BELARUS NEWS AND ANALYSIS

DATE:

22/03/2006

Report: Human Rights Defenders Face Abuse

By Lisa Bryant

Paris

A new report says there were hundreds of violations committed last year against defenders of human rights in 90 countries around the world.

The report by the Observatory for the Protection of Human Rights Defenders in Paris criticizes dozens of countries around the world for a variety of human rights and freedom of expression abuses.

That includes Belarus, where President Aleksandr Lukashenko's recent election victory has been discredited by the United States and European Union. Among other abuses, the report faults a new law in Belarus curbing the activity of non-official human rights associations.

The Observatory also noted new curbs on freedom of expression in Russia, Uzbekistan, and Sudan last year. And the Observatory's program director, Catherine Francois, ticks off still other countries where those defending human rights face new threats.

"There has been some deterioration of the human rights situation of human-rights defenders in some countries," she said. "For example, in the Democratic Republic of Congo, in Colombia, in the Philippines and Nepal."

The report is unusual in that it focuses particularly on human rights defenders, rather than human rights abuses as a whole. The Observatory for the Protection of Human Rights Defenders is a group of non-government organizations from 140 countries.

Overall, the report says more than 100 assassinations or assassination attempts targeting human rights defenders took place last year.

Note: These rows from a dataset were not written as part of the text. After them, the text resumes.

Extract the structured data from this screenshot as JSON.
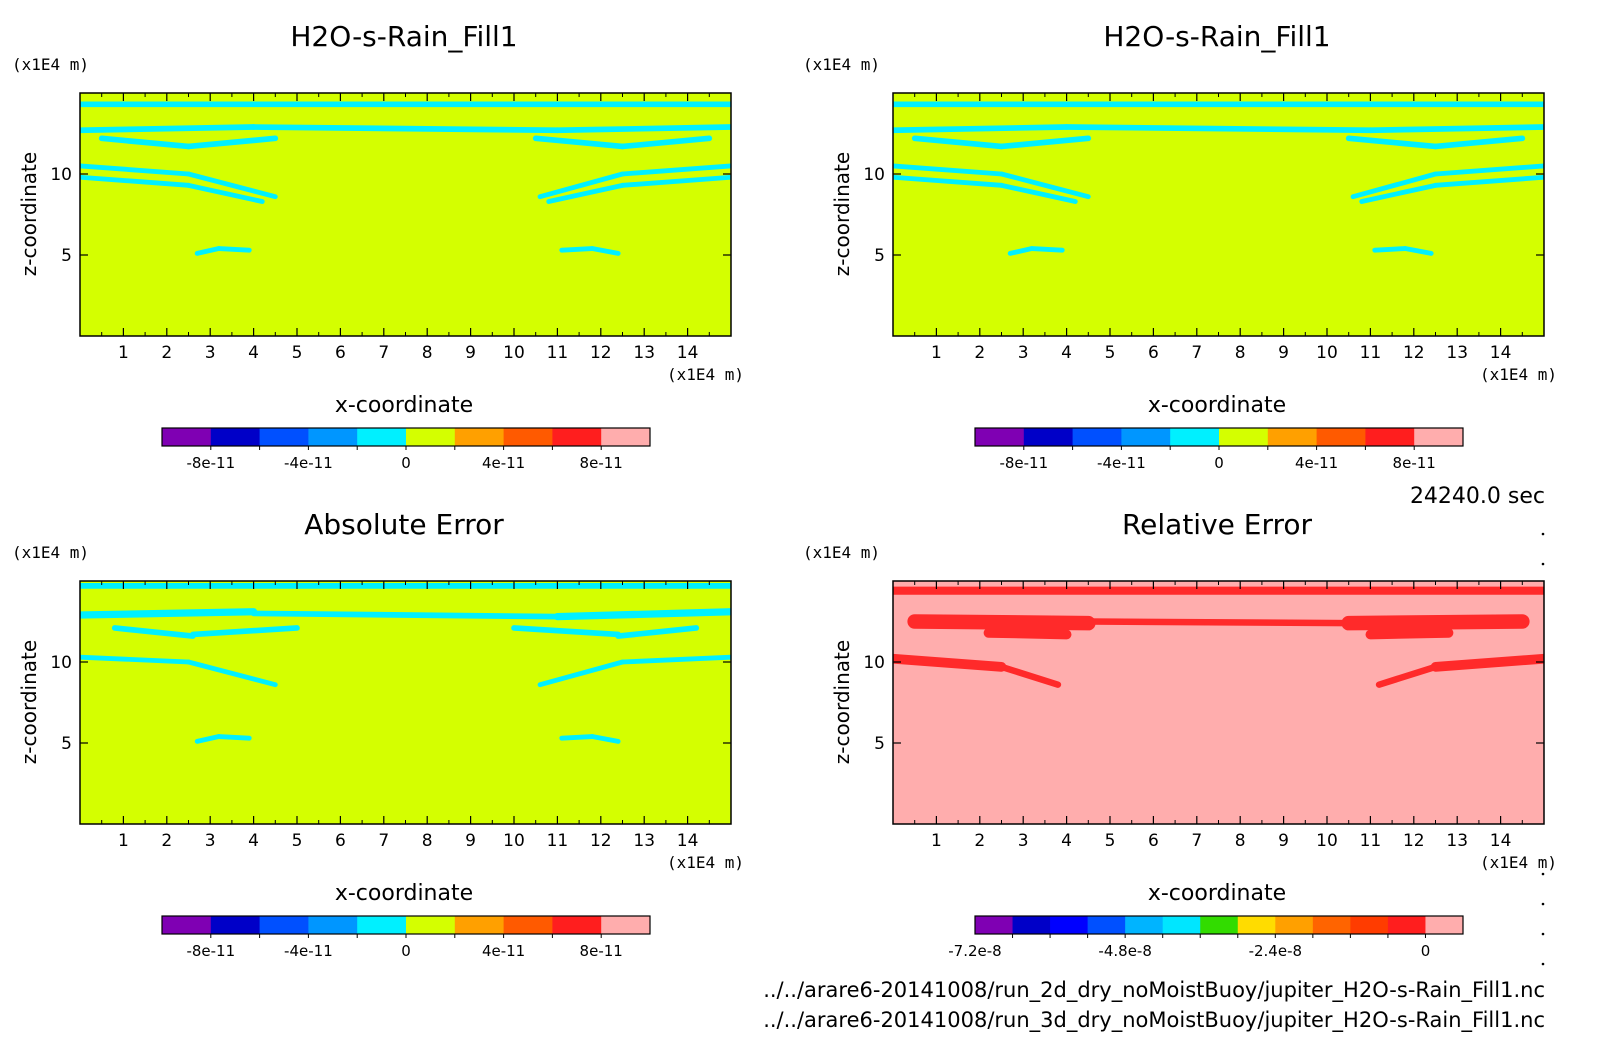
{
  "time_label": "24240.0 sec",
  "files": [
    "../../arare6-20141008/run_2d_dry_noMoistBuoy/jupiter_H2O-s-Rain_Fill1.nc",
    "../../arare6-20141008/run_3d_dry_noMoistBuoy/jupiter_H2O-s-Rain_Fill1.nc"
  ],
  "colors": {
    "field": "#d4ff00",
    "feature": "#00f0ff",
    "rel_background": "#ffadad",
    "rel_feature": "#ff2a2a",
    "frame": "#000000"
  },
  "chart_data": [
    {
      "type": "heatmap",
      "title": "H2O-s-Rain_Fill1",
      "xlabel": "x-coordinate",
      "ylabel": "z-coordinate",
      "x_unit": "(x1E4 m)",
      "y_unit": "(x1E4 m)",
      "xlim": [
        0,
        15
      ],
      "ylim": [
        0,
        15
      ],
      "x_ticks": [
        "1",
        "2",
        "3",
        "4",
        "5",
        "6",
        "7",
        "8",
        "9",
        "10",
        "11",
        "12",
        "13",
        "14"
      ],
      "y_ticks": [
        "5",
        "10"
      ],
      "colorbar": {
        "colors": [
          "#7f00b3",
          "#0000c8",
          "#0050ff",
          "#0096ff",
          "#00f0ff",
          "#d4ff00",
          "#ffa000",
          "#ff5a00",
          "#ff1e1e",
          "#ffadad"
        ],
        "tick_labels": [
          "-8e-11",
          "-4e-11",
          "0",
          "4e-11",
          "8e-11"
        ],
        "tick_positions": [
          1,
          3,
          5,
          7,
          9
        ]
      }
    },
    {
      "type": "heatmap",
      "title": "H2O-s-Rain_Fill1",
      "xlabel": "x-coordinate",
      "ylabel": "z-coordinate",
      "x_unit": "(x1E4 m)",
      "y_unit": "(x1E4 m)",
      "xlim": [
        0,
        15
      ],
      "ylim": [
        0,
        15
      ],
      "x_ticks": [
        "1",
        "2",
        "3",
        "4",
        "5",
        "6",
        "7",
        "8",
        "9",
        "10",
        "11",
        "12",
        "13",
        "14"
      ],
      "y_ticks": [
        "5",
        "10"
      ],
      "colorbar": {
        "colors": [
          "#7f00b3",
          "#0000c8",
          "#0050ff",
          "#0096ff",
          "#00f0ff",
          "#d4ff00",
          "#ffa000",
          "#ff5a00",
          "#ff1e1e",
          "#ffadad"
        ],
        "tick_labels": [
          "-8e-11",
          "-4e-11",
          "0",
          "4e-11",
          "8e-11"
        ],
        "tick_positions": [
          1,
          3,
          5,
          7,
          9
        ]
      }
    },
    {
      "type": "heatmap",
      "title": "Absolute Error",
      "xlabel": "x-coordinate",
      "ylabel": "z-coordinate",
      "x_unit": "(x1E4 m)",
      "y_unit": "(x1E4 m)",
      "xlim": [
        0,
        15
      ],
      "ylim": [
        0,
        15
      ],
      "x_ticks": [
        "1",
        "2",
        "3",
        "4",
        "5",
        "6",
        "7",
        "8",
        "9",
        "10",
        "11",
        "12",
        "13",
        "14"
      ],
      "y_ticks": [
        "5",
        "10"
      ],
      "colorbar": {
        "colors": [
          "#7f00b3",
          "#0000c8",
          "#0050ff",
          "#0096ff",
          "#00f0ff",
          "#d4ff00",
          "#ffa000",
          "#ff5a00",
          "#ff1e1e",
          "#ffadad"
        ],
        "tick_labels": [
          "-8e-11",
          "-4e-11",
          "0",
          "4e-11",
          "8e-11"
        ],
        "tick_positions": [
          1,
          3,
          5,
          7,
          9
        ]
      }
    },
    {
      "type": "heatmap",
      "title": "Relative Error",
      "xlabel": "x-coordinate",
      "ylabel": "z-coordinate",
      "x_unit": "(x1E4 m)",
      "y_unit": "(x1E4 m)",
      "xlim": [
        0,
        15
      ],
      "ylim": [
        0,
        15
      ],
      "x_ticks": [
        "1",
        "2",
        "3",
        "4",
        "5",
        "6",
        "7",
        "8",
        "9",
        "10",
        "11",
        "12",
        "13",
        "14"
      ],
      "y_ticks": [
        "5",
        "10"
      ],
      "colorbar": {
        "colors": [
          "#7f00b3",
          "#0000c8",
          "#0000ff",
          "#0050ff",
          "#00b4ff",
          "#00e6ff",
          "#32dc00",
          "#ffdc00",
          "#ffa000",
          "#ff6400",
          "#ff3c00",
          "#ff1e1e",
          "#ffadad"
        ],
        "tick_labels": [
          "-7.2e-8",
          "-4.8e-8",
          "-2.4e-8",
          "0"
        ],
        "tick_positions": [
          0,
          4,
          8,
          12
        ]
      }
    }
  ]
}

In addition, 2005 witnessed nearly 100 cases of ill treatment or torture, 56 physical attacks, and more than 140 death threats.

But Francois also says there is a growing international recognition of the important role played by human rights defenders, and new mechanisms to protect them.

"It is not sufficient of course, because human rights defenders continue to be repressed on the ground, because of their work and their fight on the ground," she added. "But this is very important, and I think this is a very successful trend."

The new report is jointly sponsored by the Paris-based International Federation for Human Rights and the World Organization Against Torture, in Geneva.